Publié le 15 janvier 2011 par Plusnet

Le président-dictateur de la Tunisie, Zine el-Abidine Ben Ali, est en fuite en Arabie saoudite. Il devient ainsi le premier dirigeant d'un pays arabe à quitter le pouvoir sous la pression de la rue. Dès le début de la crise, les blogueurs tunisiens ont étés les premiers à être arrêtés pour avoir répandu certaines informations que le régime ne voulait pas rendre publique. Les blogs des citoyens tunisiens ont effectivement joué un rôle prédominant dans l'échange d'informations et la mobilisation de la jeunesse tunisienne. Alors que le gouvernement et les médias nationaux de la Tunisie insistaient sur les casseurs qui détruisaient tout lors des manifestations des dernières semaines, "nous avons montré les images des policiers au comportement sauvage qui détruisent des vitrines», nous informait Malek Khadhraoui, détenteur d'un blog sur la politique tunisienne. La police tunisienne a ainsi quelque chose de commun avec les policiers canadiens! Rappelez-vous en 2007, lors du sommet de Montébello, lorsque des policiers, déguisés en activistes et armés de pierres, incitaient les manifestants à la violence pour discréditer le mouvement. Suite au grabuge généralisé, le gouvernement de la Tunisie a décrété l'état d'urgence dans l'ensemble du pays, avec un couvre-feu de 20h à 5H30, l'interdiction des rassemblements et l'autorisation pour l'armée et la police d’arrêter et même de tirer sur tout «suspect» refusant d'obéir aux ordres. Coudons! on se croirait au G20 de Toronto! Mais quels sont les enjeux qui poussent la jeunesse tunisienne à se mobiliser et se révolter ainsi?

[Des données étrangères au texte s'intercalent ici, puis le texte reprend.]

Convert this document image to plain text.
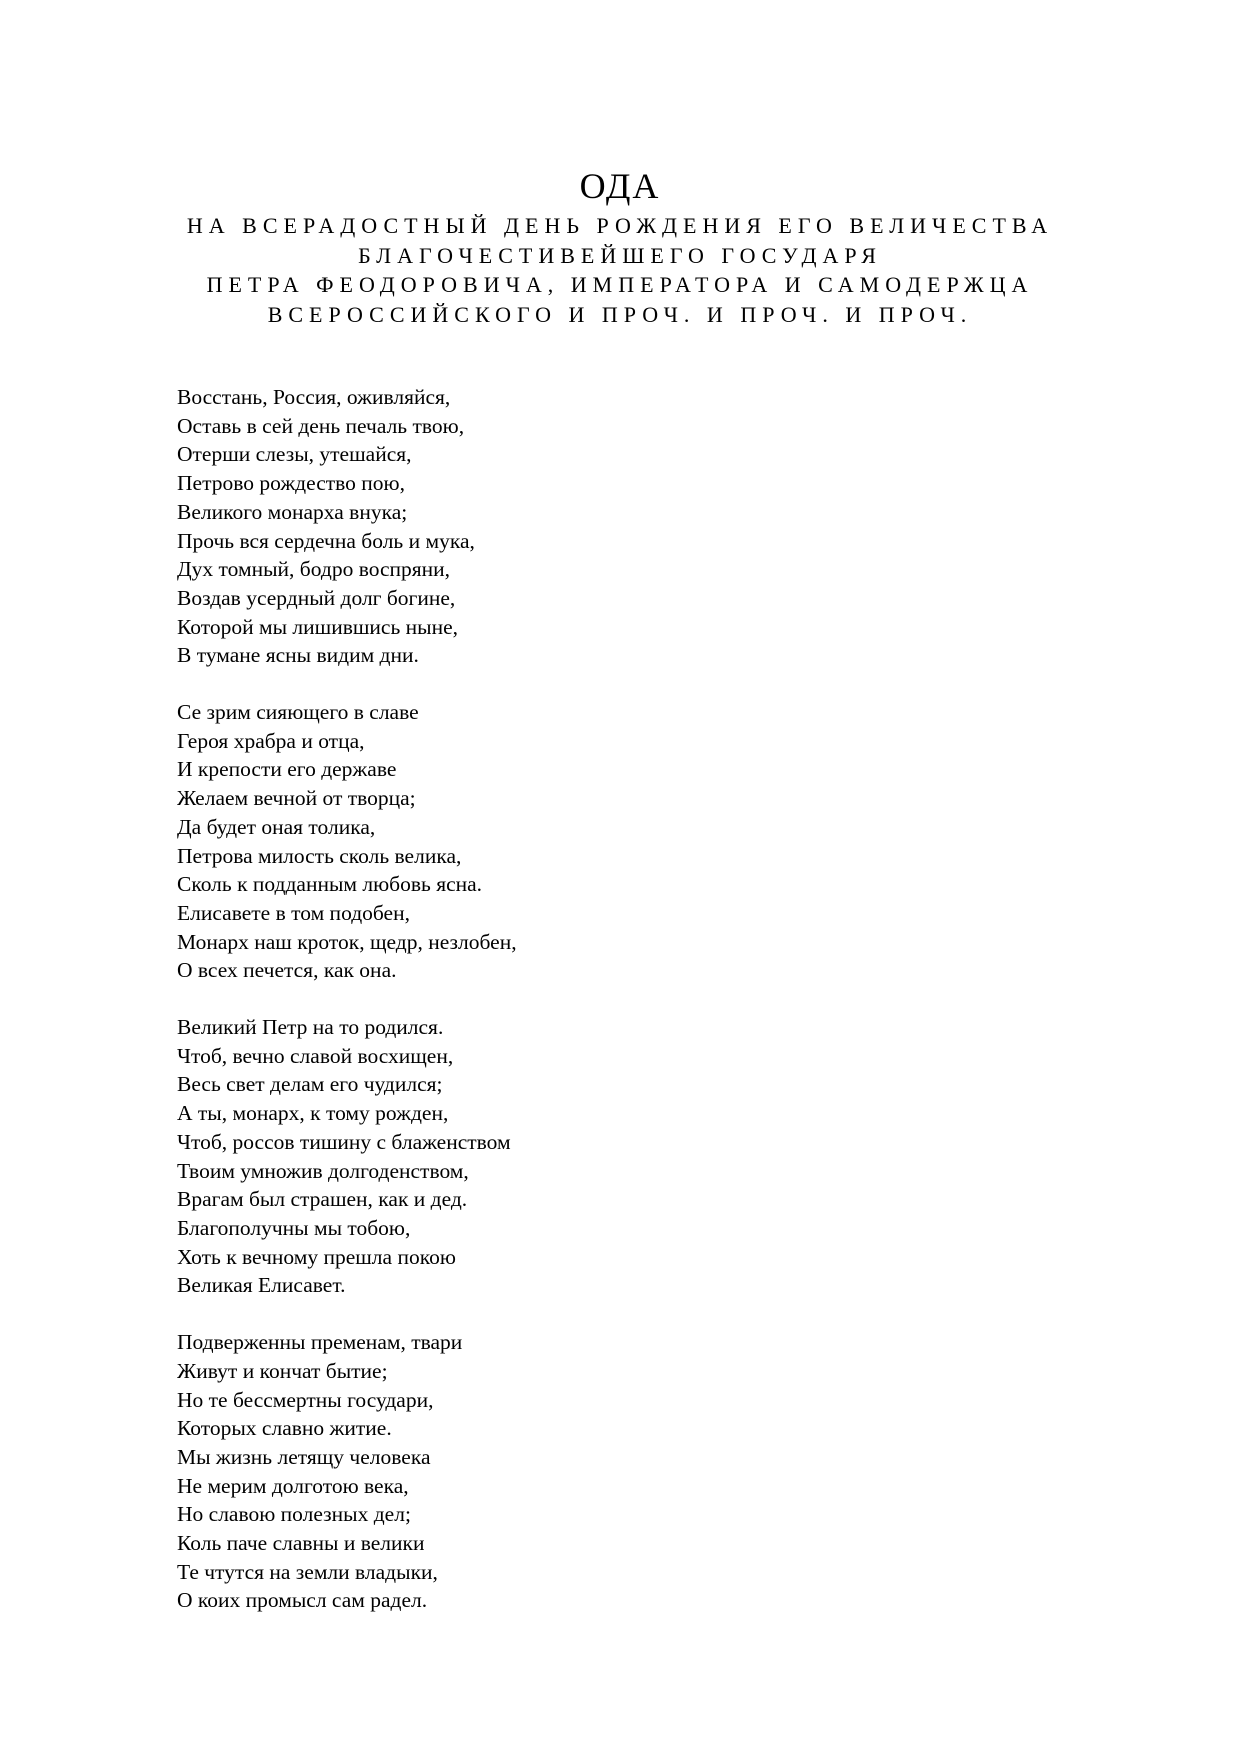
ОДА
НА ВСЕРАДОСТНЫЙ ДЕНЬ РОЖДЕНИЯ ЕГО ВЕЛИЧЕСТВА
БЛАГОЧЕСТИВЕЙШЕГО ГОСУДАРЯ
ПЕТРА ФЕОДОРОВИЧА, ИМПЕРАТОРА И САМОДЕРЖЦА
ВСЕРОССИЙСКОГО И ПРОЧ. И ПРОЧ. И ПРОЧ.
Восстань, Россия, оживляйся,
Оставь в сей день печаль твою,
Отерши слезы, утешайся,
Петрово рождество пою,
Великого монарха внука;
Прочь вся сердечна боль и мука,
Дух томный, бодро воспряни,
Воздав усердный долг богине,
Которой мы лишившись ныне,
В тумане ясны видим дни.
Се зрим сияющего в славе
Героя храбра и отца,
И крепости его державе
Желаем вечной от творца;
Да будет оная толика,
Петрова милость сколь велика,
Сколь к подданным любовь ясна.
Елисавете в том подобен,
Монарх наш кроток, щедр, незлобен,
О всех печется, как она.
Великий Петр на то родился.
Чтоб, вечно славой восхищен,
Весь свет делам его чудился;
А ты, монарх, к тому рожден,
Чтоб, россов тишину с блаженством
Твоим умножив долгоденством,
Врагам был страшен, как и дед.
Благополучны мы тобою,
Хоть к вечному прешла покою
Великая Елисавет.
Подверженны пременам, твари
Живут и кончат бытие;
Но те бессмертны государи,
Которых славно житие.
Мы жизнь летящу человека
Не мерим долготою века,
Но славою полезных дел;
Коль паче славны и велики
Те чтутся на земли владыки,
О коих промысл сам радел.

La contestation a d'abord débuté par un geste d'éclat, perpétré par un seul individu. "À 26 ans, [Mohamed Bouaziz], fils diplômé d'une famille surendettée vient de se faire confisquer ses fruits et ses légumes qu'il vendait à la sauvette pour survivre." Pour protester, il décide alors de s'immoler dans un quartier chic et meurt de ses blessures 19 jours plus tard. Nos médias nous répètent que le noeud du problème est là : la Tunisie possède le taux de diplômes universitaires le plus élevé de toute la région du Magreb. Pourtant, la Tunisie déclarait un taux de chômage de moins de 12% en 2009, contrairement à 15.4% en 2003, et un taux de diplômés-chômeurs de 42,5%, comparativement à 37,8% pour l'Algérie, 43,6% pour la Jordanie et même 80% pour l'Egypte. Le problème serait donc autre que le chômage en tant que soit. L'économie tunisienne reste dominée par des activités à faible valeur ajoutée, nécessitant un niveau de qualification peu élevé et offrant des salaires relativement bas. Le problème n'est donc pas le nombre d'emplois, mais la qualité des emplois. Si on fait un parallèle avec la situation au Québec, on constate que cette tendance est généralisée, qu'il y a de moins en moins d'emplois gratifiants et épanouissants. C’est un constat mondial, le constat d'une économie mondiale glissant de plus en plus vers des emplois à temps partiels et au salaire minimum. C’est bien beau le nombre d'emplois, mais cela ne représente qu'un pourcentage, un chiffre. Dans la réalité, l'emploi, c'est la réalité des individus, leur quotidien. L'individu moderne ne veut plus être considéré comme une marchandise échangeable, il ne veut plus se contenter d’un emploi répétitif et réducteur. S'il est pour travailler toute sa vie, il veut pouvoir s'épanouir dans son travail!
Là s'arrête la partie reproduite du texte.